Lointaine et si proche, qu’il serait vain de tenter d’apprivoiser tant elle se sait désirée, l’ile se dessine de verdure et de roches sombres dans l’eau bleue qui l’a prise dans ses bras…
Sauvage, elle se méfie de ceux qui l’accostant s’en imaginent aussitôt maitres. Elle expose son maquis comme seule richesse alors que mille autres sont dissimulées à ceux qui ne sauraient pas les deviner, ni les admirer et les respecter…
Elle n’use d’aucun artifice, point de maquillage pour cette sauvageonne qui charme d’un trait de rayon vert quand au soir le soleil s’effondre sur la mer. Qui a le bonheur de s’émerveiller devant ces moires flamboyantes croit soudain saisir toute la beauté du monde et comprendre tout ce qui jusque là lui semblait n’avoir aucun sens… C’est une révélation exaltante qui apaise, réconcilie, rassure et console de bien des tourments. Tant d’harmonie oblige à prendre du recul pour apprendre à penser autrement. Au sud, U Libecciu sculpte ses rivages et pare d’écume sa houle courroucée d’être ainsi bousculée. Farouche, elle ne sourit pas aux premiers venus, feront-ils preuve de suffisamment de persévérance pour qu’elle daigne dévoiler davantage que ce qui leur apparait ? Elle ne confie à personne ses secrets, sa part d’ombre s’incline devant sa belle lumière, bien malin qui, sans lien d’étroite parenté, en connaitrait ses mystères.

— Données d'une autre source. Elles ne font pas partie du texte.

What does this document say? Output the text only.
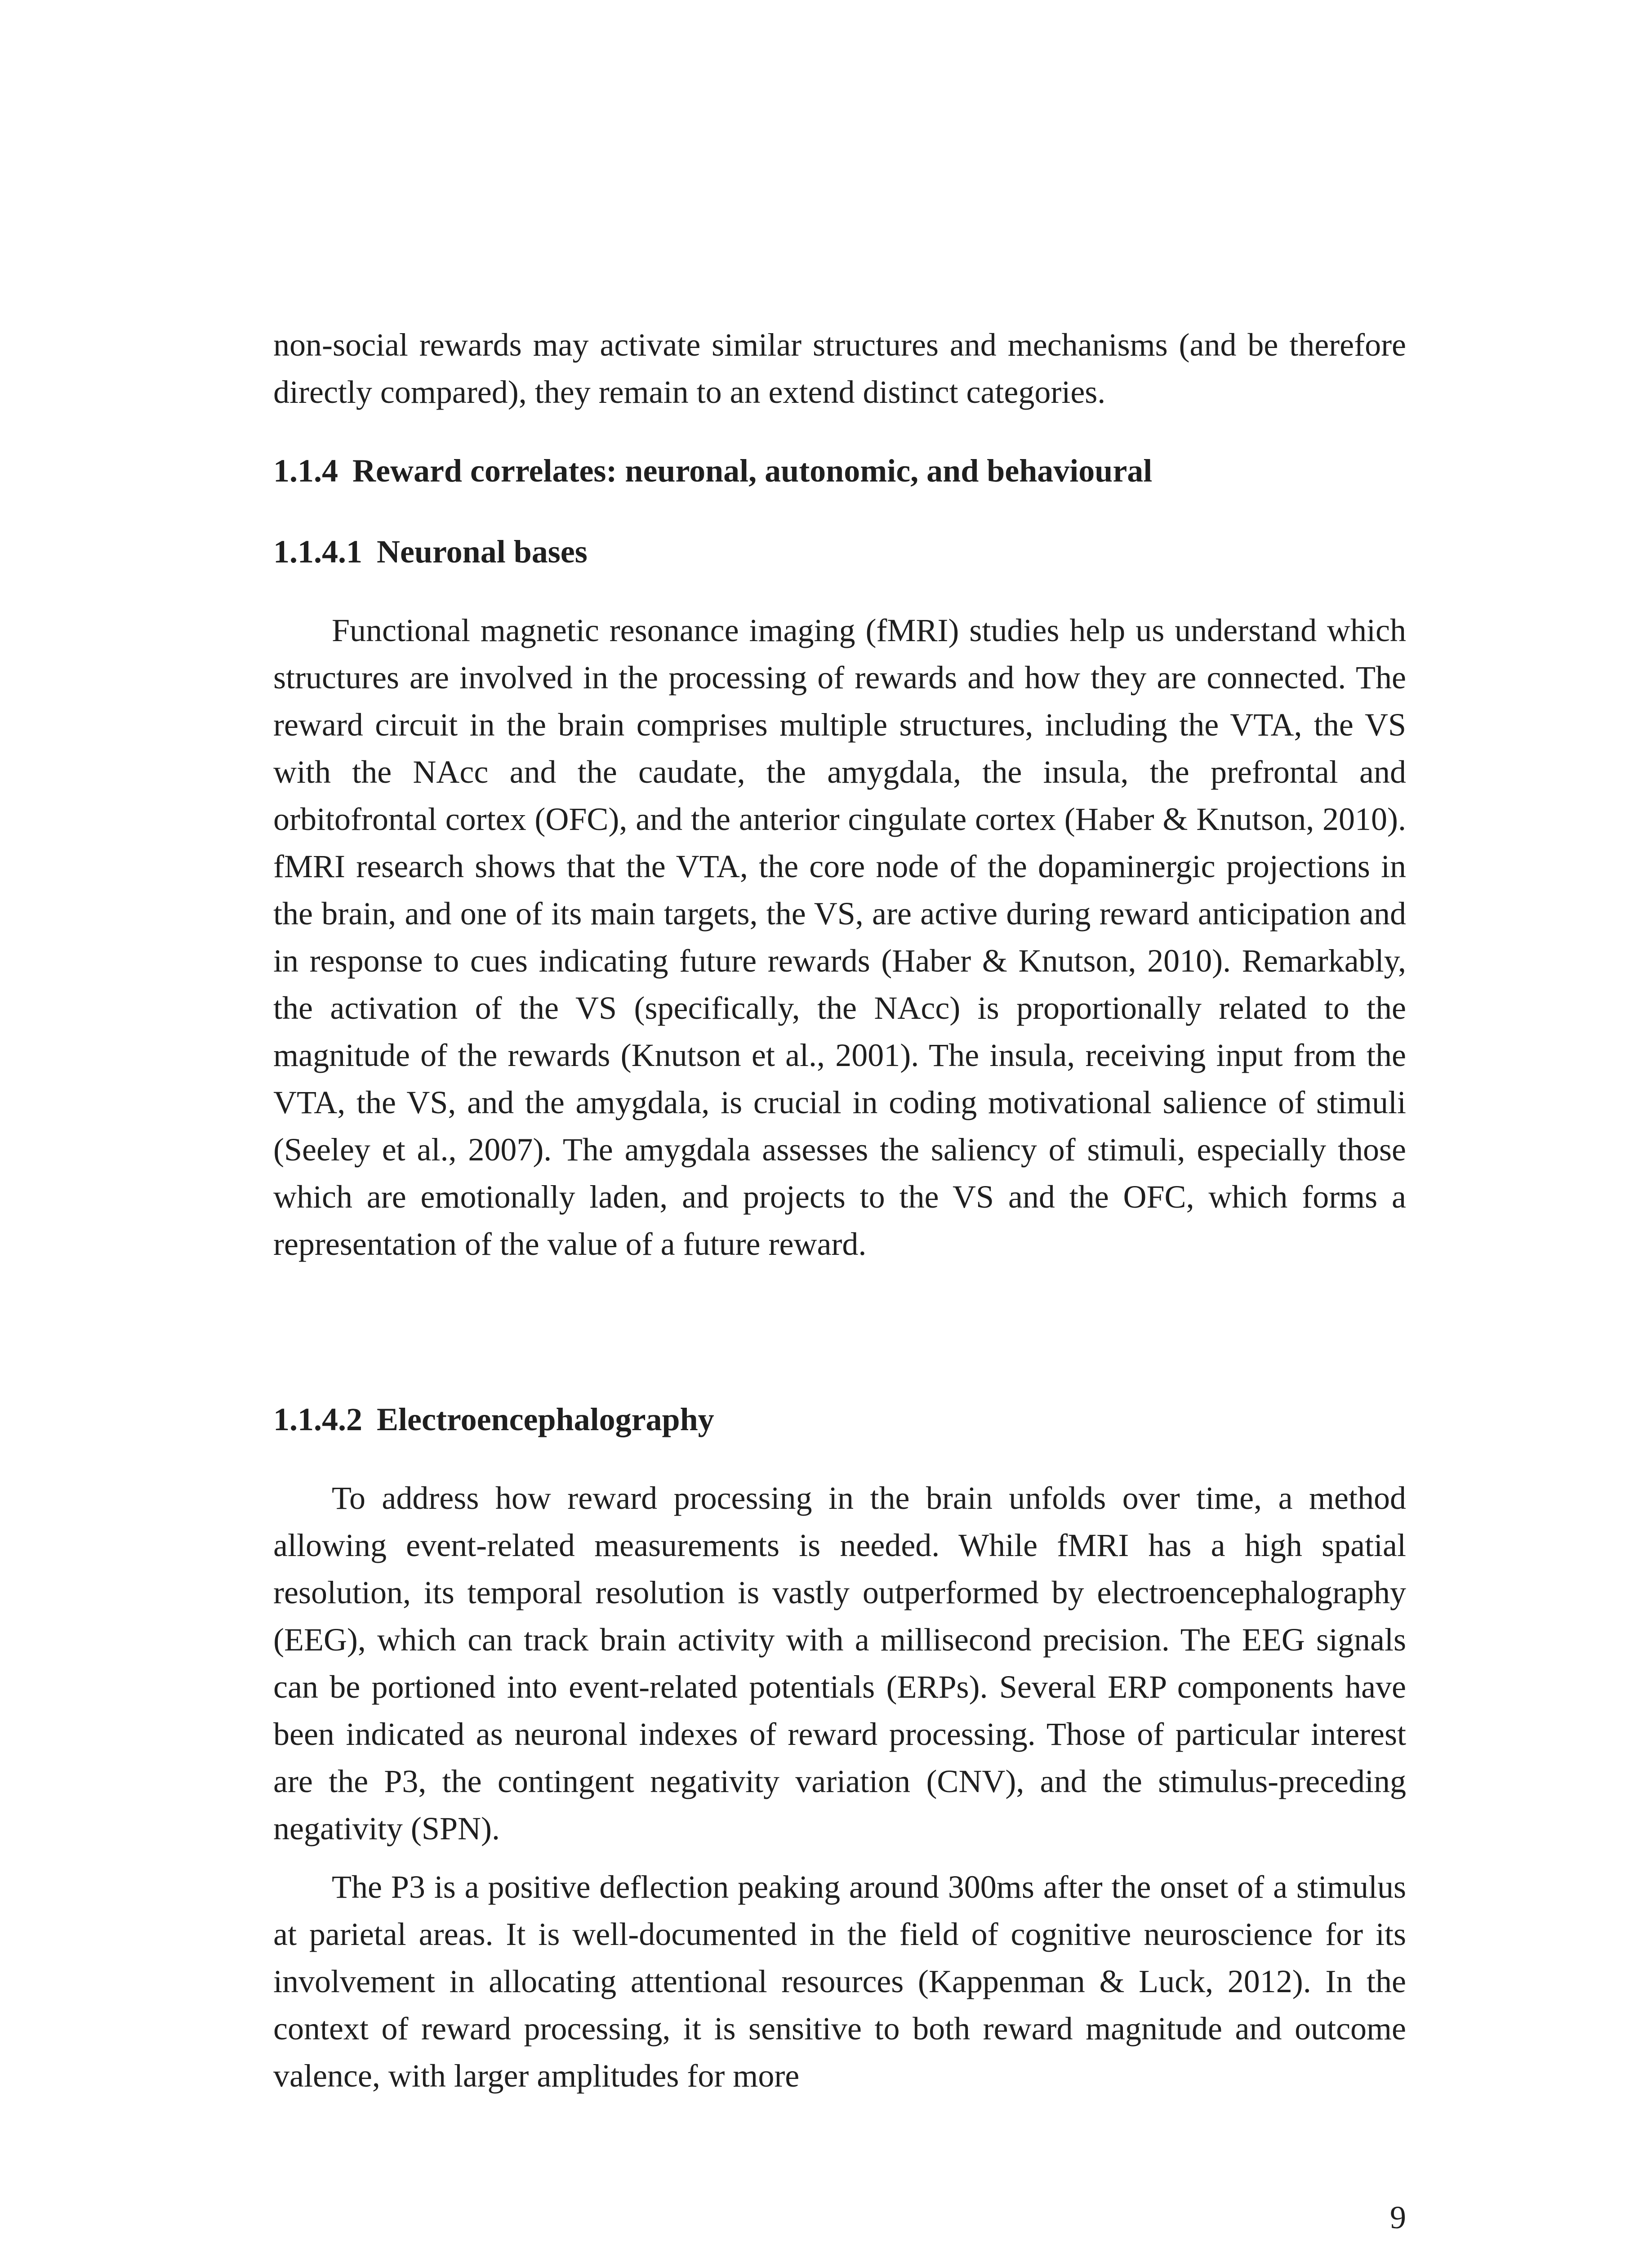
non-social rewards may activate similar structures and mechanisms (and be therefore directly compared), they remain to an extend distinct categories.

1.1.4 Reward correlates: neuronal, autonomic, and behavioural
1.1.4.1 Neuronal bases

Functional magnetic resonance imaging (fMRI) studies help us understand which structures are involved in the processing of rewards and how they are connected. The reward circuit in the brain comprises multiple structures, including the VTA, the VS with the NAcc and the caudate, the amygdala, the insula, the prefrontal and orbitofrontal cortex (OFC), and the anterior cingulate cortex (Haber & Knutson, 2010). fMRI research shows that the VTA, the core node of the dopaminergic projections in the brain, and one of its main targets, the VS, are active during reward anticipation and in response to cues indicating future rewards (Haber & Knutson, 2010). Remarkably, the activation of the VS (specifically, the NAcc) is proportionally related to the magnitude of the rewards (Knutson et al., 2001). The insula, receiving input from the VTA, the VS, and the amygdala, is crucial in coding motivational salience of stimuli (Seeley et al., 2007). The amygdala assesses the saliency of stimuli, especially those which are emotionally laden, and projects to the VS and the OFC, which forms a representation of the value of a future reward.

1.1.4.2 Electroencephalography

To address how reward processing in the brain unfolds over time, a method allowing event-related measurements is needed. While fMRI has a high spatial resolution, its temporal resolution is vastly outperformed by electroencephalography (EEG), which can track brain activity with a millisecond precision. The EEG signals can be portioned into event-related potentials (ERPs). Several ERP components have been indicated as neuronal indexes of reward processing. Those of particular interest are the P3, the contingent negativity variation (CNV), and the stimulus-preceding negativity (SPN).

The P3 is a positive deflection peaking around 300ms after the onset of a stimulus at parietal areas. It is well-documented in the field of cognitive neuroscience for its involvement in allocating attentional resources (Kappenman & Luck, 2012). In the context of reward processing, it is sensitive to both reward magnitude and outcome valence, with larger amplitudes for more

9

La Corse porte son honneur et sa fierté en étendard, n’est pas né qui la domptera, elle seule décide d’accorder sa confiance ou d’acquiescer à qui la mérite, foin des apparences, ce n’est pas elle qui succombe aux sirènes estivales, mais d’autres qui croient en faire façon le temps d’un été… La foule ne lui sied pas, tandis qu’elle tombe le masque dans les sentiers pierreux et le calme des lacs d’altitude.
Toute belle se mérite… Qui se respecte exige quelques galanteries avant de se laisser embrasser, rares sont ceux qui sauront la séduire, elle n’ouvre son coeur qu’à ceux qui comprennent qu’elle n’a nullement besoin d’eux, mais qu’elle ne consent, que pour quelques instants, à prêter réalité à leur rêve…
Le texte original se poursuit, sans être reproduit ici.